Eiser heeft op 1 december 2017 verweerder een document van 29 november 2017 gezonden, opgesteld door L. Ho van Innovision Consult naar aanleiding van een interview en afname van de Profile Dynamics, en om overleg gevraagd. Daargelaten het moment dat dit document is overgelegd, is niet inzichtelijk gemaakt of de bij Innovision Consult werkzame psychologen NIP-geregistreerd zijn en of dit bureau zich houdt aan de voor die psychologen geldende beroepscode, zoals door verweerder werd gevraagd. Ook uit dit document kan dus niet worden afgeleid dat eiser functioneerde op het niveau van een functie met een hogere schaal. Ter zitting heeft verweerder aanvullend betoogd dat eiser meermaals functies zijn aangeboden op een hogere schaal, maar dat eiser die heeft afgewezen en bij verweerder geen werkzaamheden heeft verricht. De rechtbank begrijpt dat eiser die functies heeft afgewezen omdat hij ze niet passend vond.
13. Eisers gronden hebben geen betrekking op het besluit om hem op te dragen met ingang van 1 september 2017 zijn functie feitelijk te gaan uitoefenen. Naar het oordeel van de rechtbank is er niet een zodanige samenhang tussen dat besluit en de inschaling van eiser dat dit besluit dient te worden vernietigd als de overige besluiten worden vernietigd.
14. Het beroep in zaak SGR 18/1039 is ongegrond.
Ten aanzien van de beroepen in zaken SGR 18/2254 en 18/2465
15. Op grond van artikel 6:5, eerste lid, aanhef en onder d, van de Awb bevat het beroepschrift ten minste de gronden van het beroep.

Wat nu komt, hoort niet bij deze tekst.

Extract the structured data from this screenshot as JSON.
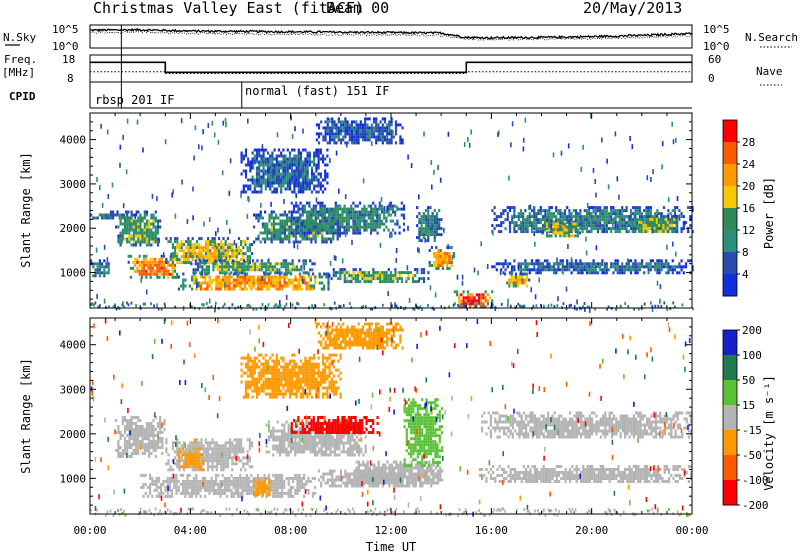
{
  "header": {
    "title": "Christmas Valley East (fitACF)",
    "beam": "Beam 00",
    "date": "20/May/2013"
  },
  "left_labels": {
    "nsky": "N.Sky",
    "freq": "Freq.",
    "freq_unit": "[MHz]",
    "cpid": "CPID"
  },
  "right_labels": {
    "nsearch": "N.Search",
    "nave": "Nave"
  },
  "sky_axis": {
    "ticks": [
      "10^5",
      "10^0"
    ]
  },
  "freq_axis": {
    "ticks": [
      "18",
      "8"
    ]
  },
  "nave_axis": {
    "ticks": [
      "60",
      "0"
    ]
  },
  "cpid": {
    "segments": [
      {
        "label": "rbsp 201 IF",
        "start_hour": 1.25
      },
      {
        "label": "normal (fast) 151 IF",
        "start_hour": 6.05
      }
    ]
  },
  "power_colorbar": {
    "label": "Power [dB]",
    "ticks": [
      "28",
      "24",
      "20",
      "16",
      "12",
      "8",
      "4"
    ],
    "colors": [
      "#ff0000",
      "#ff5a00",
      "#ff9a00",
      "#f5c800",
      "#2e8b57",
      "#2c8f78",
      "#2a4bb0",
      "#1030e0"
    ]
  },
  "velocity_colorbar": {
    "label": "Velocity [m s⁻¹]",
    "ticks": [
      "200",
      "100",
      "50",
      "15",
      "-15",
      "-50",
      "-100",
      "-200"
    ],
    "colors": [
      "#1520c8",
      "#1f7a4f",
      "#5ac236",
      "#b4b4b4",
      "#ff9900",
      "#ff5a00",
      "#ff0000"
    ]
  },
  "x_axis": {
    "label": "Time UT",
    "ticks": [
      "00:00",
      "04:00",
      "08:00",
      "12:00",
      "16:00",
      "20:00",
      "00:00"
    ]
  },
  "chart_data": [
    {
      "type": "line",
      "name": "noise_panel",
      "ylabel": "N.Sky",
      "x": [
        0,
        2,
        4,
        6,
        8,
        10,
        12,
        14,
        15,
        16,
        18,
        20,
        22,
        24
      ],
      "y_sky_log": [
        4.2,
        4.3,
        4.0,
        3.9,
        3.8,
        3.7,
        3.6,
        3.5,
        2.4,
        2.3,
        2.4,
        2.6,
        2.9,
        3.4
      ],
      "y_search_log": [
        3.6,
        3.7,
        3.4,
        3.3,
        3.2,
        3.1,
        3.0,
        2.9,
        2.0,
        1.9,
        2.0,
        2.1,
        2.4,
        2.9
      ],
      "ylim": [
        0,
        5
      ]
    },
    {
      "type": "line",
      "name": "freq_panel",
      "x": [
        0,
        3,
        3,
        15,
        15,
        24
      ],
      "freq_mhz": [
        15.5,
        15.5,
        11.5,
        11.5,
        15.5,
        15.5
      ],
      "nave": [
        22,
        22,
        18,
        18,
        22,
        22
      ],
      "ylim_freq": [
        8,
        18
      ],
      "ylim_nave": [
        0,
        60
      ]
    },
    {
      "type": "heatmap",
      "name": "power",
      "xlabel": "",
      "ylabel": "Slant Range [km]",
      "xlim": [
        0,
        24
      ],
      "ylim": [
        200,
        4600
      ],
      "y_ticks": [
        1000,
        2000,
        3000,
        4000
      ],
      "features": [
        {
          "t": [
            0.0,
            1.5
          ],
          "r": [
            2200,
            2400
          ],
          "level": 10
        },
        {
          "t": [
            0.0,
            0.8
          ],
          "r": [
            900,
            1300
          ],
          "level": 9
        },
        {
          "t": [
            1.0,
            2.8
          ],
          "r": [
            1600,
            2400
          ],
          "level": 13
        },
        {
          "t": [
            1.5,
            3.5
          ],
          "r": [
            900,
            1400
          ],
          "level": 24
        },
        {
          "t": [
            3.0,
            6.5
          ],
          "r": [
            1200,
            1800
          ],
          "level": 18
        },
        {
          "t": [
            6.5,
            10.0
          ],
          "r": [
            1700,
            2400
          ],
          "level": 12
        },
        {
          "t": [
            3.5,
            9.5
          ],
          "r": [
            600,
            1000
          ],
          "level": 22
        },
        {
          "t": [
            4.0,
            9.0
          ],
          "r": [
            1000,
            1300
          ],
          "level": 14
        },
        {
          "t": [
            9.5,
            13.5
          ],
          "r": [
            800,
            1100
          ],
          "level": 14
        },
        {
          "t": [
            8.0,
            12.5
          ],
          "r": [
            1900,
            2600
          ],
          "level": 11
        },
        {
          "t": [
            6.0,
            9.5
          ],
          "r": [
            2800,
            3800
          ],
          "level": 7
        },
        {
          "t": [
            9.0,
            12.5
          ],
          "r": [
            3900,
            4500
          ],
          "level": 6
        },
        {
          "t": [
            13.5,
            14.5
          ],
          "r": [
            1100,
            1600
          ],
          "level": 22
        },
        {
          "t": [
            13.0,
            14.0
          ],
          "r": [
            1700,
            2500
          ],
          "level": 10
        },
        {
          "t": [
            14.5,
            16.0
          ],
          "r": [
            200,
            600
          ],
          "level": 27
        },
        {
          "t": [
            16.5,
            17.5
          ],
          "r": [
            700,
            1000
          ],
          "level": 20
        },
        {
          "t": [
            16.0,
            24.0
          ],
          "r": [
            1000,
            1300
          ],
          "level": 8
        },
        {
          "t": [
            16.0,
            24.0
          ],
          "r": [
            1900,
            2500
          ],
          "level": 10
        },
        {
          "t": [
            18.0,
            19.5
          ],
          "r": [
            1800,
            2200
          ],
          "level": 16
        },
        {
          "t": [
            21.5,
            23.5
          ],
          "r": [
            1900,
            2300
          ],
          "level": 15
        }
      ]
    },
    {
      "type": "heatmap",
      "name": "velocity",
      "xlabel": "Time UT",
      "ylabel": "Slant Range [km]",
      "xlim": [
        0,
        24
      ],
      "ylim": [
        200,
        4600
      ],
      "y_ticks": [
        1000,
        2000,
        3000,
        4000
      ],
      "features": [
        {
          "t": [
            1.0,
            3.0
          ],
          "r": [
            1500,
            2400
          ],
          "v": 0
        },
        {
          "t": [
            3.0,
            6.5
          ],
          "r": [
            1200,
            1900
          ],
          "v": 0
        },
        {
          "t": [
            2.0,
            9.0
          ],
          "r": [
            600,
            1100
          ],
          "v": 0
        },
        {
          "t": [
            7.0,
            11.0
          ],
          "r": [
            1500,
            2300
          ],
          "v": 0
        },
        {
          "t": [
            9.0,
            14.0
          ],
          "r": [
            800,
            1200
          ],
          "v": 0
        },
        {
          "t": [
            10.5,
            14.0
          ],
          "r": [
            900,
            1400
          ],
          "v": 0
        },
        {
          "t": [
            3.5,
            4.5
          ],
          "r": [
            1200,
            1700
          ],
          "v": -40
        },
        {
          "t": [
            6.5,
            7.2
          ],
          "r": [
            600,
            1000
          ],
          "v": -40
        },
        {
          "t": [
            8.0,
            11.5
          ],
          "r": [
            2000,
            2400
          ],
          "v": -110
        },
        {
          "t": [
            12.5,
            14.0
          ],
          "r": [
            1300,
            2800
          ],
          "v": 30
        },
        {
          "t": [
            15.5,
            24.0
          ],
          "r": [
            1900,
            2500
          ],
          "v": 0
        },
        {
          "t": [
            15.5,
            24.0
          ],
          "r": [
            900,
            1300
          ],
          "v": 0
        },
        {
          "t": [
            6.0,
            10.0
          ],
          "r": [
            2800,
            3800
          ],
          "v": -30
        },
        {
          "t": [
            9.0,
            12.5
          ],
          "r": [
            3900,
            4500
          ],
          "v": -40
        }
      ]
    }
  ]
}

Op grond van artikel 6:6, aanhef en onder a, van de Awb kan het beroep nietontvankelijk worden verklaard, indien niet is voldaan aan artikel 6:5, mits de indiener de gelegenheid heeft gehad het verzuim te herstellen binnen een hem daartoe gestelde termijn.

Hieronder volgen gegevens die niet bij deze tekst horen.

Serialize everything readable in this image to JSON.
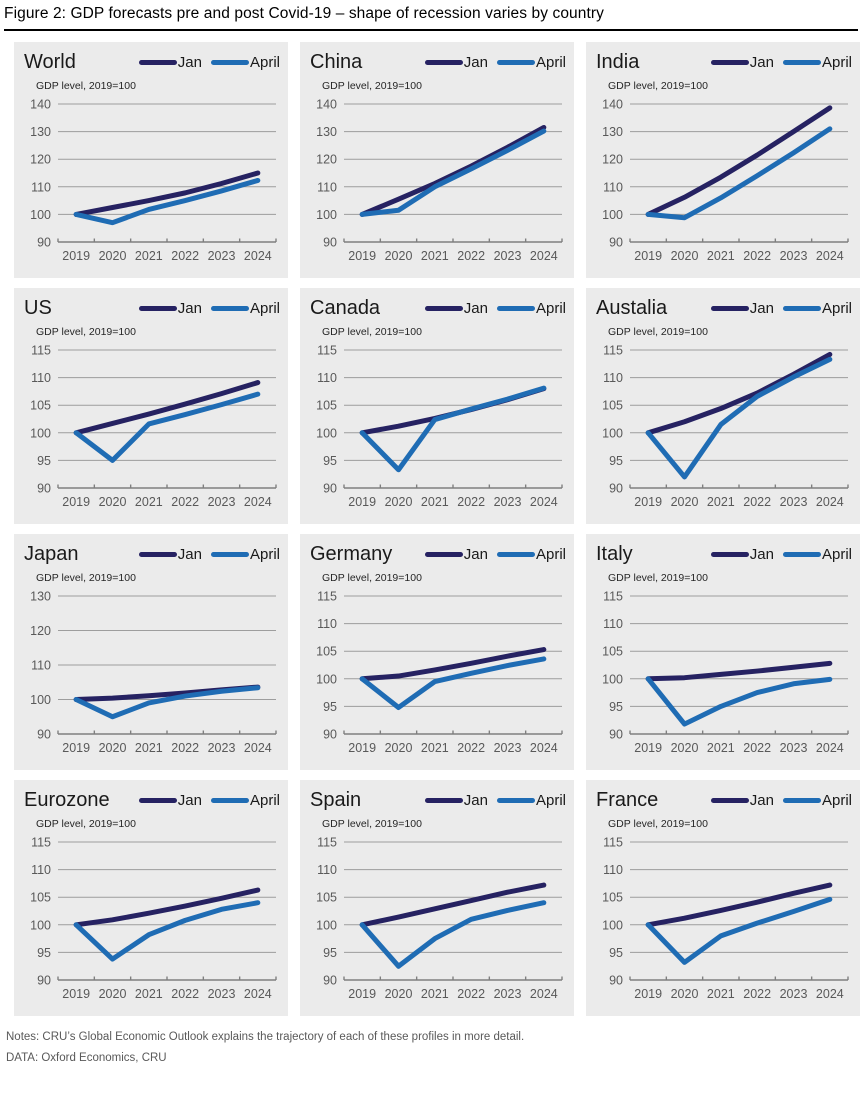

16. De griffier heeft eiser tot 1 maart 2020 uitstel verleend om de gronden in te dienen van zijn beroepen. Op 1 juli 2020 heeft eiser opnieuw om uitstel verzocht, maar ook gronden ingediend zonder daarbij te vermelden waarom die gronden niet voor 1 maart 2020 konden worden ingediend. De beroepen in zaken SGR 18/2254 en 18/2465 zijn daarom niet-ontvankelijk.
17. Voor een proceskostenveroordeling bestaat geen aanleiding.